Как мы видели, с этой минуты он стал другим человеком.
Он стал таким, каким его хотел сделать епископ.
Произошло нечто большее, чем превращение, - произошло преображение.
Он сумел исчезнуть, продал серебро епископа, оставив себе лишь подсвечники - как память; незаметно перебираясь из города в город, он исколесил всю Францию, попал в Монрейль -Приморский, и здесь ему пришла в голову счастливая мысль, о которой мы уже говорили, он совершил то, о чем мы уже рассказали, ухитрился стать неуловимым и недоступным, и, обосновавшись в Монрейле -Приморском, счастливый сознанием, что совесть его печалится лишь о прошлом и что первая половина его существования уничтожается второю, зажил мирно и покойно, полный надежд, затаив в душе лишь два стремления: скрыть свое имя и освятить свою жизнь; уйти от людей и возвратиться к богу.
Эти два стремления так тесно переплелись в его сознании, что составляли одно; оба они в равной степени поглощали все его существо и властно управляли малейшими его поступками.
Обычно они дружно руководили его поведением: оба побуждали его держаться в тени, оба учили быть доброжелательным и простым, оба давали одни и те же советы.
Бывало, однако ж, что между ними возникал разлад.
И в этих случаях, как мы помним, человек, которого во всем Монрейле -Приморском и его окрестностях называли г-ном Мадленом, не колеблясь жертвовал первым ради второго, жертвовал своей безопасностью ради добродетели.
Так, например, вопреки всякой осторожности и всякому благоразумию, он хранил у себя подсвечники епископа, открыто носил по нем траур, он расспрашивал всех появлявшихся в городе маленьких савояров, наводил справки о семьях, проживающих в Фавероле, и спас жизнь старику Фошлевану, несмотря на внушающие тревогу намеки Жавера.
Очевидно, руководясь примером мудрецов, святых и праведников, он считал, - мы уже об этом упоминали, - что в первую очередь следует заботиться о благе ближнего, а потом уже о своем собственном.
Правда, надобно заметить, что никогда еще с ним не случалось чего-либо подобного тому, что произошло сейчас.
Никогда еще два помысла, управлявшие жизнью несчастного человека, о страданиях которого мы рассказываем, не вступали в столь жестокую борьбу между собою.

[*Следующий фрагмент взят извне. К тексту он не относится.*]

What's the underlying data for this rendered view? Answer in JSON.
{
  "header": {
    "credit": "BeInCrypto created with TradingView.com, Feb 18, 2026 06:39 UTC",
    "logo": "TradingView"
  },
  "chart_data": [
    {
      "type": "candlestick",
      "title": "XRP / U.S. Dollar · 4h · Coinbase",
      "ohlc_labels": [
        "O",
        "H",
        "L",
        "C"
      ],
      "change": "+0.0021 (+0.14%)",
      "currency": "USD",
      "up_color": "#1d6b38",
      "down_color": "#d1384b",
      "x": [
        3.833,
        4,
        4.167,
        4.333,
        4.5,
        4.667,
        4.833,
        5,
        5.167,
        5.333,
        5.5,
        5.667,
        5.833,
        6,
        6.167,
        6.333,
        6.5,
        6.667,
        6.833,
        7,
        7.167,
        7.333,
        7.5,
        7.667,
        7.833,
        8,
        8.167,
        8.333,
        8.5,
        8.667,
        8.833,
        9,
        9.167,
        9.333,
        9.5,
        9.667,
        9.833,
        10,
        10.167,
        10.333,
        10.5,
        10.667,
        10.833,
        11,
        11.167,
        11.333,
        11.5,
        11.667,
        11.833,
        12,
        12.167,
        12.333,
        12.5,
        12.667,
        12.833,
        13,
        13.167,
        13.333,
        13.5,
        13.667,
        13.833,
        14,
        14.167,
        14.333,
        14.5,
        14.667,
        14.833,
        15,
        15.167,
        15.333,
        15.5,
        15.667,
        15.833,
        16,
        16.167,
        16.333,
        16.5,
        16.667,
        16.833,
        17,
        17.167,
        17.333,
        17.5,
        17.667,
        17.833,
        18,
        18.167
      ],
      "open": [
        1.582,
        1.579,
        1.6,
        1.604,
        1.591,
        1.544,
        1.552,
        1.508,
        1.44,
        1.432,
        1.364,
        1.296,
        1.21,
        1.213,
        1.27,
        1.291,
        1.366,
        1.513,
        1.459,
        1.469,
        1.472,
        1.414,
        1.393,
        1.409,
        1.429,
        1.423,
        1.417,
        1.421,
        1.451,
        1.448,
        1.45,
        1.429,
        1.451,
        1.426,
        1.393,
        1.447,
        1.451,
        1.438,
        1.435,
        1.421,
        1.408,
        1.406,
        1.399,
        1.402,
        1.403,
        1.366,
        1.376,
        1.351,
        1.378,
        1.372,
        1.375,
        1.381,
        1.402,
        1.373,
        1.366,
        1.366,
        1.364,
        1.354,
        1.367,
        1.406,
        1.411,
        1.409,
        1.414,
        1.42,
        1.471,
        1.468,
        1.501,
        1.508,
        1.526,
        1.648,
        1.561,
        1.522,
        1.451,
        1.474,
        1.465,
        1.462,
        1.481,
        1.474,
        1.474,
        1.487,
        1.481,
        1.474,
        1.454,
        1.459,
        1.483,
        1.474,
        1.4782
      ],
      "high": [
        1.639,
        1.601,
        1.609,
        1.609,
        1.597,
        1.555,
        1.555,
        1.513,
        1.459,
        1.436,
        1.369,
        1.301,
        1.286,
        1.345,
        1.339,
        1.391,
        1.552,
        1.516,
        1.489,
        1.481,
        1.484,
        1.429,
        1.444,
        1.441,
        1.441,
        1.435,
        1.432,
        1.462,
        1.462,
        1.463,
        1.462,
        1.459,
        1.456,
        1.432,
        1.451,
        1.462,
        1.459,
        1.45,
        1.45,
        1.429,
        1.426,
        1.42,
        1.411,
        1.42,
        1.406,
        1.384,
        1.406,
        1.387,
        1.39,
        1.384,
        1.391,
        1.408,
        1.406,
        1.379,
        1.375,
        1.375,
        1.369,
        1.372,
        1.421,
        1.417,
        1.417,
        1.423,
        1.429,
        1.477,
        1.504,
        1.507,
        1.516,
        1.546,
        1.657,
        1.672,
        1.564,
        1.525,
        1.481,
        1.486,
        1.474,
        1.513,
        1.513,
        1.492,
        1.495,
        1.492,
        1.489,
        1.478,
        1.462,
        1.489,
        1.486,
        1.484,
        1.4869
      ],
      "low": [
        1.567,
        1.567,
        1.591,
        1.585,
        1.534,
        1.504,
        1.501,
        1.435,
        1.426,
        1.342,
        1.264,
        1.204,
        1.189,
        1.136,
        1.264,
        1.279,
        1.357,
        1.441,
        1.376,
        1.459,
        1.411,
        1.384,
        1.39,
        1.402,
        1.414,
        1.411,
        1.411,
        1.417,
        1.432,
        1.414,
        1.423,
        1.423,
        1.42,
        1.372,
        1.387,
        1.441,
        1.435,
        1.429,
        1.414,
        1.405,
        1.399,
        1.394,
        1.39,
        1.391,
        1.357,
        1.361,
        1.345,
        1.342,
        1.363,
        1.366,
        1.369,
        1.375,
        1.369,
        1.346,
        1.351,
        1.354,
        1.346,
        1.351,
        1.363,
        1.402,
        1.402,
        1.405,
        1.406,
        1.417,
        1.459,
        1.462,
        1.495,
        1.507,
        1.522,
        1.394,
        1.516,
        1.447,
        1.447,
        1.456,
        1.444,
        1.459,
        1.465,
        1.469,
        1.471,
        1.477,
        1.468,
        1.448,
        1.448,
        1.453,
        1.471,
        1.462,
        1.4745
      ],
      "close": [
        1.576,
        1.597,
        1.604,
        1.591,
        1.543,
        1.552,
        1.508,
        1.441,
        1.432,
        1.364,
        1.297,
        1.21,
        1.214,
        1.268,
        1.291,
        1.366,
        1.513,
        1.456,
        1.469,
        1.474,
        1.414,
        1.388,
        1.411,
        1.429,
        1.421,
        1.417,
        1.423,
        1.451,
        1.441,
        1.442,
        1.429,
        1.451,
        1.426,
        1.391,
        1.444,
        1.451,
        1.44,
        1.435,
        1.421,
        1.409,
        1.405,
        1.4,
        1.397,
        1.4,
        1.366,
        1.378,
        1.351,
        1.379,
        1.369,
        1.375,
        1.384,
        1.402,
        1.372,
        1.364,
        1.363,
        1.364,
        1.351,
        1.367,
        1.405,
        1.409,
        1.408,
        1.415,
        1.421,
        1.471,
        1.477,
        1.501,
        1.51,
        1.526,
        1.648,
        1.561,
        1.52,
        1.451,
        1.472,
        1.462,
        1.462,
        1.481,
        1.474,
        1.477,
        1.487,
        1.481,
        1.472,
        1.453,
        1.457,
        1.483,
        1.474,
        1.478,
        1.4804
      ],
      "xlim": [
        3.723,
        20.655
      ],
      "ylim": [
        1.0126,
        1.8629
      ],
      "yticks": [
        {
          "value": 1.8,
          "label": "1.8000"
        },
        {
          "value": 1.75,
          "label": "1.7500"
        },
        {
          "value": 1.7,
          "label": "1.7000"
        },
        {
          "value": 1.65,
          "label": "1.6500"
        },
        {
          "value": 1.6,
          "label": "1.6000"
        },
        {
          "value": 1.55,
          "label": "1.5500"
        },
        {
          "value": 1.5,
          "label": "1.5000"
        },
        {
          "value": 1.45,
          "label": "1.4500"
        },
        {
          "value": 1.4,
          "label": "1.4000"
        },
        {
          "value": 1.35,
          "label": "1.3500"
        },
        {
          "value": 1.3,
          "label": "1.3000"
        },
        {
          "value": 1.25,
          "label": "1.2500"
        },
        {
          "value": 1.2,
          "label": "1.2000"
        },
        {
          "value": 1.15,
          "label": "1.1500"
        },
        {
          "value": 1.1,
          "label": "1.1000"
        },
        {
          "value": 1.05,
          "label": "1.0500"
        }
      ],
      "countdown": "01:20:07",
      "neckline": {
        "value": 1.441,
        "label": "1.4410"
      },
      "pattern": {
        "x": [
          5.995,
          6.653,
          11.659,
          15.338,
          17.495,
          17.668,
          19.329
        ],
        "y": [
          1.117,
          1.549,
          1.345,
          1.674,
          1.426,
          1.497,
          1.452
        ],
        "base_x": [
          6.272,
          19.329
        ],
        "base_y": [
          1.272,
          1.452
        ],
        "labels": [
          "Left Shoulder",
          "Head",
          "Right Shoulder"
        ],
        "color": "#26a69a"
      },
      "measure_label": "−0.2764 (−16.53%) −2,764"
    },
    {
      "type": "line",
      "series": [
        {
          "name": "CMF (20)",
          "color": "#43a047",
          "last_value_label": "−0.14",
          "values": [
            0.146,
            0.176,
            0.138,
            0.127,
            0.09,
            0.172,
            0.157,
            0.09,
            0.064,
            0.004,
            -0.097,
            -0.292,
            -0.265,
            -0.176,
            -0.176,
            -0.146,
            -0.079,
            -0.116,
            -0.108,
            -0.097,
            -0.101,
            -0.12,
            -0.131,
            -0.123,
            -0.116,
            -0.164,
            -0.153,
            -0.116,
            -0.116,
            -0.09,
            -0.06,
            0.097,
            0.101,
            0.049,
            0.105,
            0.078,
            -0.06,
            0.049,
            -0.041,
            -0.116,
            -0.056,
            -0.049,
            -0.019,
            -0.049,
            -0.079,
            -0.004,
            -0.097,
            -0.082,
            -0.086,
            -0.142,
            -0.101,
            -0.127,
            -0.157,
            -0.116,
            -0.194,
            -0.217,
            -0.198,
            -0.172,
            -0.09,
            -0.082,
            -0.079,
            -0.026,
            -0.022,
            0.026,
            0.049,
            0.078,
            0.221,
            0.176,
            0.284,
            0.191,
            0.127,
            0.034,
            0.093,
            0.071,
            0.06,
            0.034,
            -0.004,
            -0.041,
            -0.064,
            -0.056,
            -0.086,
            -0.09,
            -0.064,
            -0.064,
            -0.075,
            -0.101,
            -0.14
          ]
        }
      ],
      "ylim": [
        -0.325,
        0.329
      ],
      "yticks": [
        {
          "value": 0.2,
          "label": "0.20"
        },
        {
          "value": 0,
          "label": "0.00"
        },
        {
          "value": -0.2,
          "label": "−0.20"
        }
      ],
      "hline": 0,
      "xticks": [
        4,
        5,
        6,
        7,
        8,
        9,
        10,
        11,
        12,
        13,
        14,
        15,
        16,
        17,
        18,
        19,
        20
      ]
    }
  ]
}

Он смутно, но глубоко ощутил это после первых же слов, которые произнес Жавер, войдя в его кабинет.
В то мгновение, когда было названо имя, погребенное им в такой непроницаемой тьме, он впал в оцепенение и словно опьянел от роковой своенравности своей судьбы, но вскоре его пронизала дрожь, которая предшествует сильным потрясениям; он склонился, как дуб под напором урагана, как солдат под натиском врага.
Он чувствовал, как нависают над его головой тучи, несущие в себе громы и молнии.
Когда он слушал Жавера, первой его мыслью было идти, бежать, донести на себя, освободить Шанматье из тюрьмы и сесть самому; эта мысль была такой мучительной и такой острой, словно его резнули по живому телу; но потом она исчезла, и он сказал себе:
"Нет!
Нет! Что я!"
Он подавил в себе первый великодушный порыв и отступил перед подвигом.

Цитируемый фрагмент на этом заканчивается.